Net interest revenue was down 40.8% for the quarter and 42.6% for the
year.  The decline was due to a parent company decision to fund
equipment leases with short-term, variable rate liabilities to offset
a consolidated positive interest rate gap for the Corporation.  Management
is developing a method of internal hedging.  The objective will be to 
eliminate the need for the equipment leasing line of business to assume
interest rate risk.  Please see the section on interest rate sensitivity
for further discussion.

      Lease volume of $6.2 million in the second quarter was flat with
volume in the second quarter of 1994.  Year to date, volume totaled
$12.6 million, up 1.6% from a year earlier.  Other expenses were up
13.2% for the quarter to $1.0 million.  For the year, they increased
9.4% to $2.0 million.

HOME EQUITY LENDING

      The Corporation's home equity lending business was begun in 1994
with the incorporation of Irwin Home Equity Corporation.  It has a
single production and servicing office located in San Ramon,
California.  In 1995, the business began marketing home equity
variable rate lines of credit in 13 states by means of direct mail and
telemarketing.

      The home equity lending business recorded pre-tax losses of $1.5
million  during its second quarter of operations and $2.5 million year
to date.  Total loan originations for the year were $22.6 million.
Results were in line with management's expectations for this start-up
business.

PARENT COMPANY (INCLUDING CONSOLIDATING ENTRIES)
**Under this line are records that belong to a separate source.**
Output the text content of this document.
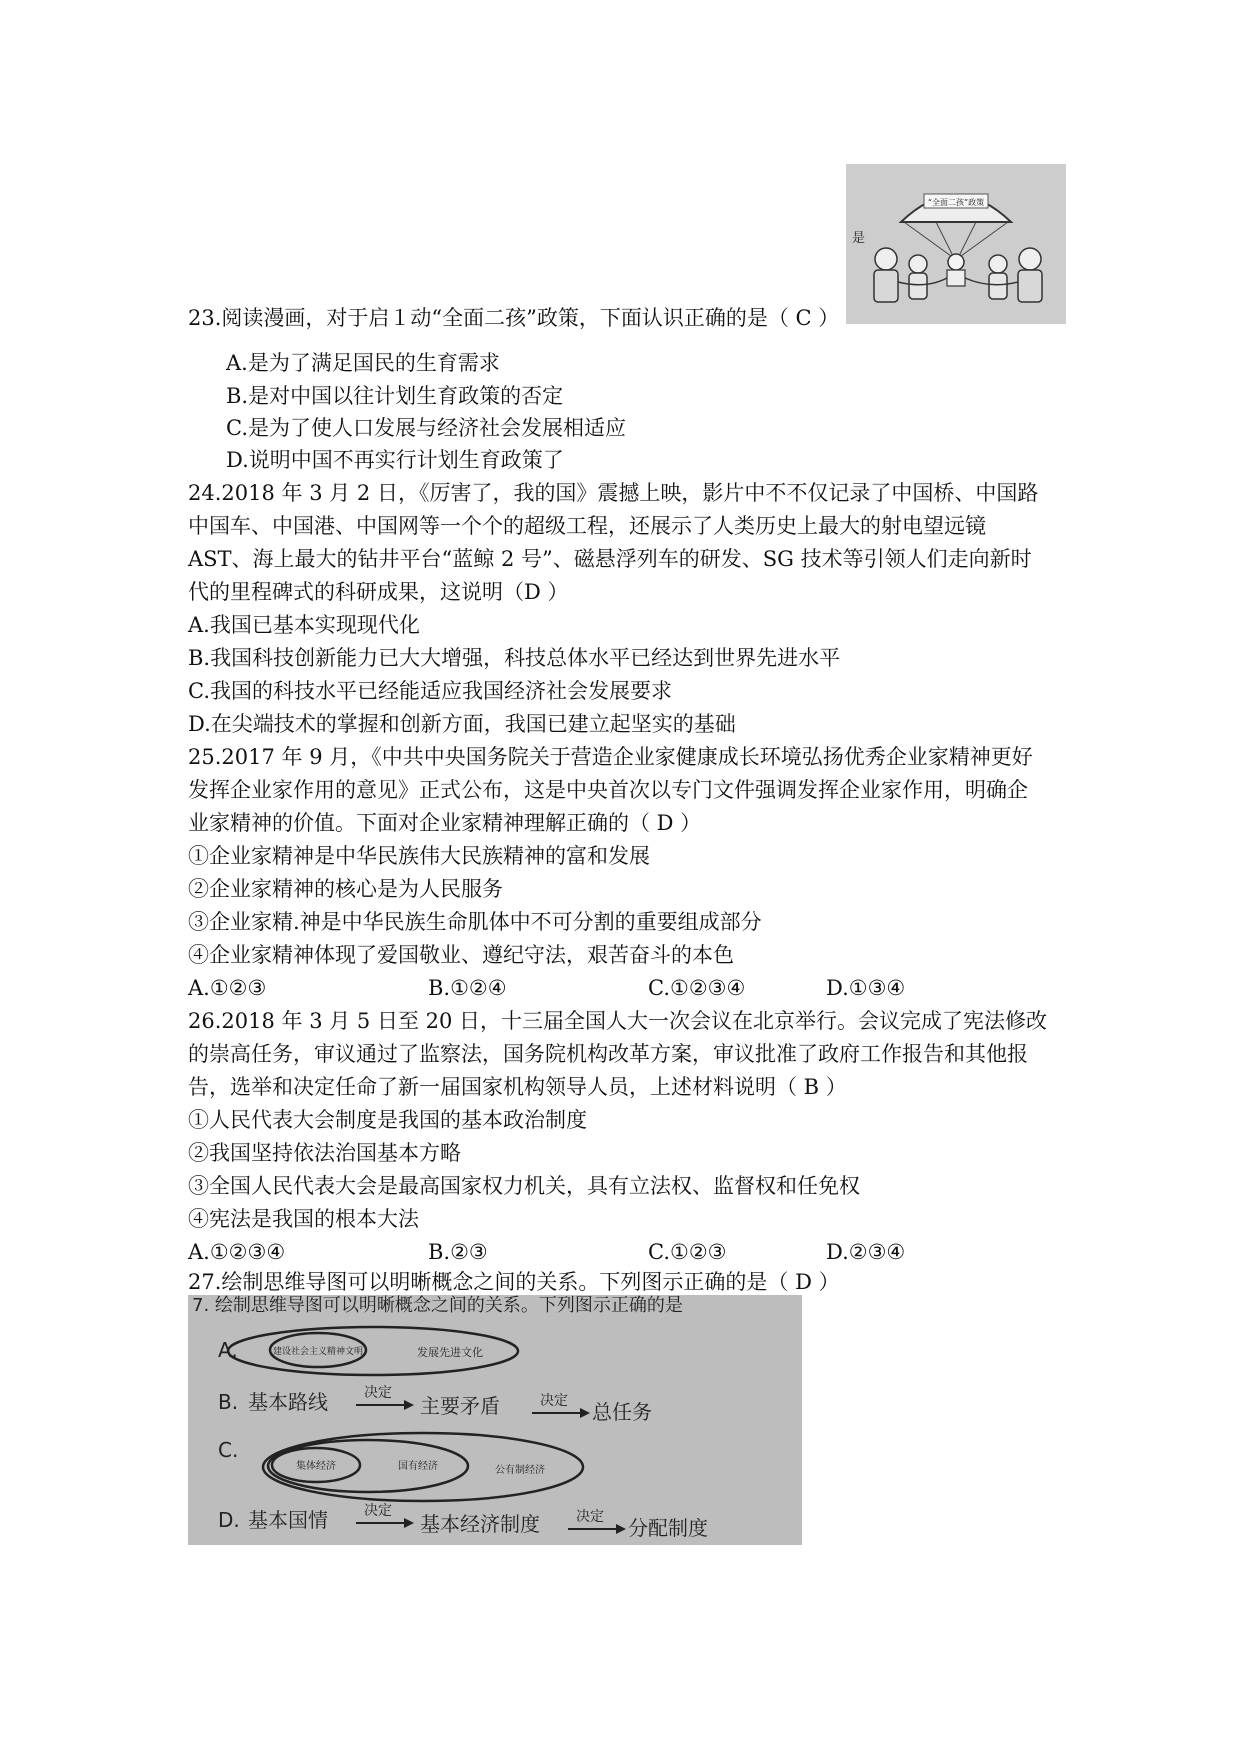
“全面二孩”政策
是
23.阅读漫画，对于启１动“全面二孩”政策，下面认识正确的是（ C ）
A.是为了满足国民的生育需求
B.是对中国以往计划生育政策的否定
C.是为了使人口发展与经济社会发展相适应
D.说明中国不再实行计划生育政策了
24.2018 年 3 月 2 日，《厉害了，我的国》震撼上映，影片中不不仅记录了中国桥、中国路
中国车、中国港、中国网等一个个的超级工程，还展示了人类历史上最大的射电望远镜
AST、海上最大的钻井平台“蓝鲸 2 号”、磁悬浮列车的研发、SG 技术等引领人们走向新时
代的里程碑式的科研成果，这说明（D ）
A.我国已基本实现现代化
B.我国科技创新能力已大大增强，科技总体水平已经达到世界先进水平
C.我国的科技水平已经能适应我国经济社会发展要求
D.在尖端技术的掌握和创新方面，我国已建立起坚实的基础
25.2017 年 9 月，《中共中央国务院关于营造企业家健康成长环境弘扬优秀企业家精神更好
发挥企业家作用的意见》正式公布，这是中央首次以专门文件强调发挥企业家作用，明确企
业家精神的价值。下面对企业家精神理解正确的（ D ）
①企业家精神是中华民族伟大民族精神的富和发展
②企业家精神的核心是为人民服务
③企业家精.神是中华民族生命肌体中不可分割的重要组成部分
④企业家精神体现了爱国敬业、遵纪守法，艰苦奋斗的本色
A.①②③	B.①②④	C.①②③④	D.①③④
26.2018 年 3 月 5 日至 20 日，十三届全国人大一次会议在北京举行。会议完成了宪法修改
的崇高任务，审议通过了监察法，国务院机构改革方案，审议批准了政府工作报告和其他报
告，选举和决定任命了新一届国家机构领导人员，上述材料说明（ B ）
①人民代表大会制度是我国的基本政治制度
②我国坚持依法治国基本方略
③全国人民代表大会是最高国家权力机关，具有立法权、监督权和任免权
④宪法是我国的根本大法
A.①②③④	B.②③	C.①②③	D.②③④
27.绘制思维导图可以明晰概念之间的关系。下列图示正确的是（ D ）
7. 绘制思维导图可以明晰概念之间的关系。下列图示正确的是
A.	建设社会主义精神文明	发展先进文化
B. 基本路线	决定
主要矛盾	决定 总任务
C.
集体经济	国有经济	公有制经济
D. 基本国情	决定
基本经济制度	决定 分配制度
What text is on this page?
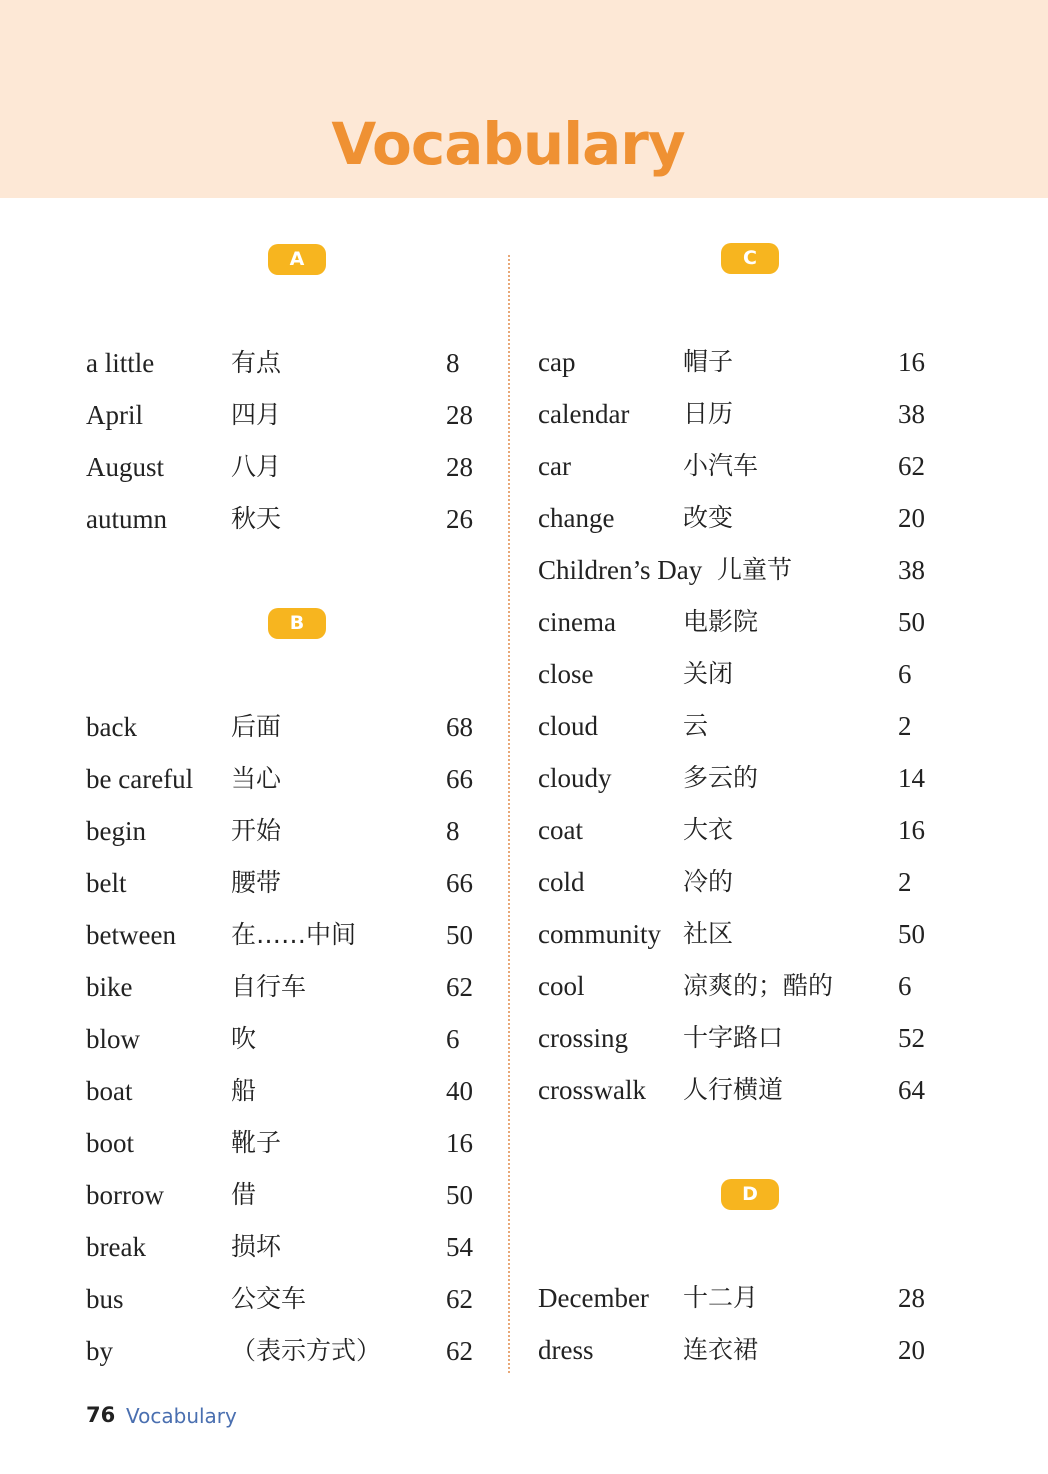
Vocabulary
A
B
C
D
a little	有点	8
April	四月	28
August	八月	28
autumn	秋天	26
back	后面	68
be careful 当心	66
begin	开始	8
belt	腰带	66
between 在……中间	50
bike	自行车	62
blow	吹	6
boat	船	40
boot	靴子	16
borrow	借	50
break	损坏	54
bus	公交车	62
by	（表示方式） 62
cap	帽子	16
calendar 日历	38
car	小汽车	62
change	改变	20
Children’s Day 儿童节	38
cinema	电影院	50
close	关闭	6
cloud	云	2
cloudy	多云的	14
coat	大衣	16
cold	冷的	2
community 社区	50
cool	凉爽的；酷的 6
crossing 十字路口	52
crosswalk 人行横道	64
December 十二月	28
dress	连衣裙	20
76 Vocabulary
      Parent Company net income for the second quarter of 1995 was
$1,053,408 compared to a loss of $327,098 in 1994. Year to date, net
income of $1,052,069 was

XXX PAGE 16 XXX

recorded, compared to a loss of $536,625 a year earlier.  The
improvement is due to the income tax credits generated at the home
equity lending business which are recorded on the parent's books,
combined with a tax benefit recorded by the parent resulting from
stock options exercised during the second quarter.  The exercise of
these options resulted in a deduction for income tax purposes,
although an expense is not recorded on the books of the Corporation.
Approximately $680.0 thousand of income was recorded by the parent for
this tax benefit.

CONSOLIDATED INCOME STATEMENT ANALYSIS

     Net interest income for the second quarter of 1995 totaled $8.4
million, up 2.7% from the second quarter of 1994.  For the year, it
increased 0.3% to $15.8 million.  The effect of increases in the
community banking and home equity loan and lease portfolios were
partially offset by a combination of a decline in mortgage loan
originations in the mortgage banking business and increased pricing
competition in the equipment leasing business.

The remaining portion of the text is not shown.